Memorizing the Calendar II
Bill Long 8/29/06
Closing the Deal
If the only day of the year was my birthday, then I could easily memorize the calendar. But, unfortunately, there are 364 and sometimes 365 other days of the year. How can one learn to recognize them immediately?
Learning the Structure of the Months
This task takes you a little bit longer to learn but, hey, the life of a savant isn't that easy, you know. If everyone could be a savant, who would just be normal? But here is how you do it. To master any other day of the year, you just have to realize which days of the month your birth-day falls. Here is what I mean. Let us take the example of 2006, where my birthday (May 15) fell on a Monday. I immediately know the following. The Mondays subsequent to May 15 are, by month:
May 22, May 29
June 5, June 12, June 19, June 26
July 3, July 10, July 17, July 24, July 31
August 7, August 14, August 21, August 28
September 4, September 11, September 18, September 25
October 2, October 9, October 16, October 23, October 30
November 6, November 13, November 20, November 27
December 4, December 11, December 18, December 25.
Working backwards, the Mondays from May 15 to January 1, are:
May 8, May 1
April 24, April 17, April 10, April 3
March 27, March 20, March 13, March 6
February 27, February 20, February 13, February 6
January 30, January 23, January 16, January 9, January 2.
If it is a leap year, the February and Janaury Mondays are moved up on day, so you have:
February 28, February 21, February 14, February 7
January 31, January 24, January 17, January 10, January 3.

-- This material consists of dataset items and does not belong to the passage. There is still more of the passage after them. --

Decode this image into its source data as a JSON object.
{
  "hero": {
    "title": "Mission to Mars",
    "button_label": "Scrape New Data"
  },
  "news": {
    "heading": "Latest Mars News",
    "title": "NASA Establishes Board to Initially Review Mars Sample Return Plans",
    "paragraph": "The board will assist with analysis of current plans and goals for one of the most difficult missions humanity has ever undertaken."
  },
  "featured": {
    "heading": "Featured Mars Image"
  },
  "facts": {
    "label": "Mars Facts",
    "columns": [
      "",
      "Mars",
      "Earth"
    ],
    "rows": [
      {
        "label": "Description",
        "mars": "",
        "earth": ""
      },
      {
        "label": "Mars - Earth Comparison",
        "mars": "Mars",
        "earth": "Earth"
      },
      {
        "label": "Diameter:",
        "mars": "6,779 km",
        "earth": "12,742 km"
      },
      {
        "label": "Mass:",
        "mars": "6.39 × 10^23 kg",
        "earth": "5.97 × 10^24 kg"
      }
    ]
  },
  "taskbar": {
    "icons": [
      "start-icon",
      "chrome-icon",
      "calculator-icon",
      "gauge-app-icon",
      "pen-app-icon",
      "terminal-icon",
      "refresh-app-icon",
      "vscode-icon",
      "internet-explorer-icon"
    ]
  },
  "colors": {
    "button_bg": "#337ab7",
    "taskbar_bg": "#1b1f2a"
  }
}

Now, before you go crazy, look at how the months fall into a nice pattern. In 2006, the Mondays begin as follows:
1st of the month: May
2nd of the month: January, October
3rd of the month: April, July
4th of the month: September, December
5th of the month: June
6th of the month: February, March, November
7th of the month: August
Putting it All Together
When I go over this again and again in my mind, I realize that my mind is being "programmed" to fan out from the first Monday of the month as follows. If I say out loud "June," I know that the first Monday of June, 2006 is June 5 and then immediately my mind says: 5, 12, 19, 26. If I shout out August, I know that the 7th is the first Monday of the month, and then I immediately say: 7, 14, 21, 28. Thus, when you know the first Monday of each month, the other three or four Mondays of that month leap immediately into view. You basically have your year in your mind. Thus, if I wanted to know which day February 8 was this year, I just realize that February is a 6, 13, 20, 27 month (for Mondays), I add two days and realize that February 8 was a Wednesday. If I say "October 30," I realize that October is a 2,9,16,23,30 month, and I know that October 30 is a Monday. Leap years are a little more tricky, but you just go to the two-month leap year calendar. So, if you were in a leap year, you would pursue the "7,14,21,28" calendar for February and the "3,10,17,24,31" calendar for January.
Combining this day/month knowledge with the year knowledge of the previous essay takes a little time, but it is really quite easy. Let's take Dec. 14, 1938. What day of the week is it? Ok, first you know that 1938 is the same calendar as 1910, which is the third year in the 1908 cycle. My birthday was on a Friday in 1908 (remember Tuesday, Sunday, Friday...), therefore it would have been on a Sunday in 1910 and 1938. December is a "4,11,18,25" month, and so the 14th is the 11th (Sunday), plus three days, which takes you to a Wednesday. Thus, I can say definitively that December 14, 1938 fell on a Wednesday. This calculation took all of about 2 seconds but becomes much quicker, and almost instantaneous when you have done it for a while.
Making it More Certain--And Fun
Once you have the system down, you can improve yourself by learning the precise day of famous historical events or significant events of your life. Everyone knows some specific days of the week of past events--such as when they were married or when something significant happened to them. Combine this with the date of the Challenger explosion, the day of Kennedy's assassination, the day of hundreds of other things and you begin to "fill out" the century one day at a time. People will think you are an absolute genius if you can do this, even though if you shared your method with them they would think that you are wasting your time. But that is the irony of memorization. Mention to anyone that you are memorizing, and they think you are wasting your time. Demonstrate the fruit of memorization and they think you are a genius. Another one of life's interesting paradoxes.